The compiler generates wrong code when using _mm_move_ss and when certain optimizations are turned on. This is what happens:
1. _mm_move_ss generates a MOVSS instruction from memory to XMM register. The register holds the expected result, i.e. the value being loaded in the first element and zeroes in the remaining elements.
2. Some other code uses different XMM registrers.
3. another MOVSS instruction is generated, this time it moves the low-order doubleword from the register used in step 1 to a different register that was trashed in step 2. So this new register now contains the expected floating point value in the low-order doubleword and trash in the remaining elements.
4. This new register with three of the four elements containing trash values are used in calculation.
The sample code that demonstrates this problem is fairly complex; a lot of things seem to have an effect on this, including some asserts, the exact type of optimizations, the fact that some functions are defined in a different source module than the one they are called from, and so on.

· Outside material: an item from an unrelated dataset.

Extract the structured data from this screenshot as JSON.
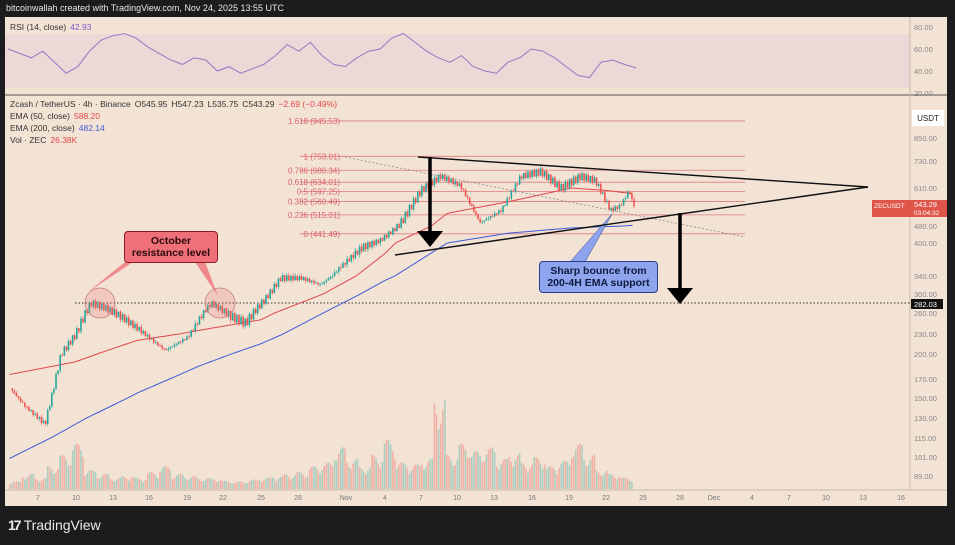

Once I post this bug report, I will attach a ZIP file containing a visual studio project with all the necessary files (about 10KB of headers and CPP files in total). The ZIP file also contains the generated COD files from my machine.
The problem occurs in Orcas as well, but be warned - when upgrading the project file, it turned off optimizations, so if you're gonna try this in Orcas, you will need to set Optimization back to Maximize Speed.
If you need more details about the problem or a better explanation of what's going on, let me know.